Third, the district court's finding that Mr. Leon "tried to get other people to lie" is similarly lacking. If, as the government claims, the district court was referring to Mr. Leon's ex-wife, that finding is not supported by the record. Mr. Leon did not try to get his ex-wife to lie. He asked her to refuse to talk to the police and to "take the Fifth," and became angry when she refused. However, it would be quite a leap to say those requests amount to an attempt to get her to lie. Again, however, without more specific descriptions of the testimony, we cannot determine if the district court was referring to the ex-wife when it said Mr. Leon "tried to get other people to lie."(5)

Because the district court failed to make findings as to the elements of perjury as required by Dunnigan and because it failed to describe the perjured testimony as required by our case law, "we must remand for the district court to make further findings." Massey, 48 F.3d at 1574. On remand, the district court should identify the statements made by Mr. Leon at trial that it considers to be perjured testimony and make the specific findings required by Dunnigan. In addition, if the district court relies on its finding that Mr. Leon "tried to get other people to lie," it must describe the testimony supporting its finding and who the "other people" are. If the district court relies on Mr. Leon's attempt to prevent his wife from testifying, the court must explain how Mr. Leon's actions amount to threatening, intimidating, or otherwise unlawfully influencing a witness.


The judgment of the district court, insofar as it enhanced Mr. Leon's sentence under United States Sentencing Guidelines §3C1.1, is REVERSED. We REMAND this case to the district court with instructions to vacate the sentence and re-sentence Mr. Leon consistent with this opinion. In all other respects, the judgment of the district court is AFFIRMED.

Entered by the Court:


United States Circuit Judge

Click footnote number to return to corresponding location in the text.

*. This order and judgment is not binding precedent except under the doctrines of law of the case, res judicata and collateral estoppel. The court generally disfavors the citation of orders and judgments; nevertheless, an order and judgment may be cited under the terms and conditions of 10th Cir. R. 36.3.

1. Mr. Leon's appeal is based on legal rulings by the district court before, during, and after the trial. Therefore, the background facts focus on the procedural history relevant to the issues Mr. Leon raises on appeal. A factual account of the robberies is set forth in United States v. Card (No. 01-4116) (10th Cir. Sept. 16, 2002).

2. The government dropped the felon in possession charges before the case went to the jury.

3. Mr. Leon did not object to this evidence because his defense strategy relied upon the prior convictions. As we discuss later, his defense "strategy was to show the jury that the investigating officers ... went right to the 'usual suspects' and assumed that they were the most likely people to be involved."

4. The district court admonished the jury:

There has been evidence introduced in this trial that each of the Defendants have been previously incarcerated.

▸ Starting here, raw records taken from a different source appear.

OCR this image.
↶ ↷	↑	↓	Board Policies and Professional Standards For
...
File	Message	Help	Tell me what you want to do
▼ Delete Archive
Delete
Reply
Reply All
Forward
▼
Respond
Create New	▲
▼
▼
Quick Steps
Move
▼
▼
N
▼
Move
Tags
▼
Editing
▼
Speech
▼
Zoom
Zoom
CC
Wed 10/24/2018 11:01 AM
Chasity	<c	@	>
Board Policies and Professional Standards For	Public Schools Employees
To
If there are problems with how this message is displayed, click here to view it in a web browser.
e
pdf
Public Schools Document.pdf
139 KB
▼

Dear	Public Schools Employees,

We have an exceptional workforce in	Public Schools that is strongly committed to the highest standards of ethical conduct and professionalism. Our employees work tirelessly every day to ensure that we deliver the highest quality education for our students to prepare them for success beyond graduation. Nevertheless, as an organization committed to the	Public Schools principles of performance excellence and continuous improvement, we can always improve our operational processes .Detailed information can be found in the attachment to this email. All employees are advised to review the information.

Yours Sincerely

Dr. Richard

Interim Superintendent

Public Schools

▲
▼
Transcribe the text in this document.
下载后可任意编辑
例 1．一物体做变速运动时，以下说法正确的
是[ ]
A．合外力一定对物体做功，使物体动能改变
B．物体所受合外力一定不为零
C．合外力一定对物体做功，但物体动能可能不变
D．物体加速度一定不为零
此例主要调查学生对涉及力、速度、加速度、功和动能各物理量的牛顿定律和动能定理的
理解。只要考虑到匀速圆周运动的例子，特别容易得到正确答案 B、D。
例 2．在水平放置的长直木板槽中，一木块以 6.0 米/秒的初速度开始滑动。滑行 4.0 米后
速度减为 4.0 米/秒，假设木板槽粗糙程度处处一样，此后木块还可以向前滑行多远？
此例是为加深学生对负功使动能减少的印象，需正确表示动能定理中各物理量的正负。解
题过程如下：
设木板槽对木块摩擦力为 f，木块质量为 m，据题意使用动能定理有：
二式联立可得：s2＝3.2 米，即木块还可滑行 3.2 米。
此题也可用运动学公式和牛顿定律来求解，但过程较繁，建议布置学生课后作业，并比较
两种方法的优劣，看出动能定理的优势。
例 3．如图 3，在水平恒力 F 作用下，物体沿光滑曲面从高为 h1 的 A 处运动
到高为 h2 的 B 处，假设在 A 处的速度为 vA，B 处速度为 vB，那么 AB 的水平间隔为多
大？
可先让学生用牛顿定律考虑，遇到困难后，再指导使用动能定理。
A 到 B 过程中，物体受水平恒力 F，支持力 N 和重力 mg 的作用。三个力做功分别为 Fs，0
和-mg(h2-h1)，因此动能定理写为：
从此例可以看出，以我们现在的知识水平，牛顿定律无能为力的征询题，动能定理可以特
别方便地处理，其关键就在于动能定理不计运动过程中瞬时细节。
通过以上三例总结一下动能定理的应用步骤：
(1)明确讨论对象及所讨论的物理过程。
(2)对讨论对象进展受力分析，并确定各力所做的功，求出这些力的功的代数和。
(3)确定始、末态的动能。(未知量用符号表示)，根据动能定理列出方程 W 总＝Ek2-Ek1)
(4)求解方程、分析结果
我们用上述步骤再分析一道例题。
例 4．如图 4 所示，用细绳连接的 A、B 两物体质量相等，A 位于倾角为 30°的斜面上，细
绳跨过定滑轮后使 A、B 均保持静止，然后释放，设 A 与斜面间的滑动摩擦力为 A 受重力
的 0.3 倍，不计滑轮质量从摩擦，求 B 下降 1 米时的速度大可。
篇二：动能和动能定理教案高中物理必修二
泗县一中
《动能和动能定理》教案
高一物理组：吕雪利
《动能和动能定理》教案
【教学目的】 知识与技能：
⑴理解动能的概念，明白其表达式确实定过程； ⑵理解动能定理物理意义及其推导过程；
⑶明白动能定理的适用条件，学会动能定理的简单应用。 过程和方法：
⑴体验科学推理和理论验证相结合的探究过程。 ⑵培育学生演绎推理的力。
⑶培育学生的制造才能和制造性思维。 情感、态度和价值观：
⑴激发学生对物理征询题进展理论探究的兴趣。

This evidence was necessary for the government to prove certain elements of its case. It is not, however, to be used as evidence of the propensity of either Defendant to commit these, or any other crimes. Previous conduct of these Defendants, not related to these charges, does not imply guilt of either Defendant of the charges in this Indictment. The presumption of innocence is present on these charges as always; and the fact that either Defendant might have previously been in trouble with the law does not change that.

5. Absent findings by the district court, we decline to decide whether Mr. Leon's conduct might amount to an obstruction of justice even if he did not actually ask his ex-wife to lie. Of course, however, if the district court finds Mr. Leon threatened, intimidated, or otherwise attempted to unlawfully influence his ex-wife, § 3C1.1 would apply. U.S.S.G. § 3C1.1, cmt. n.4 (2000).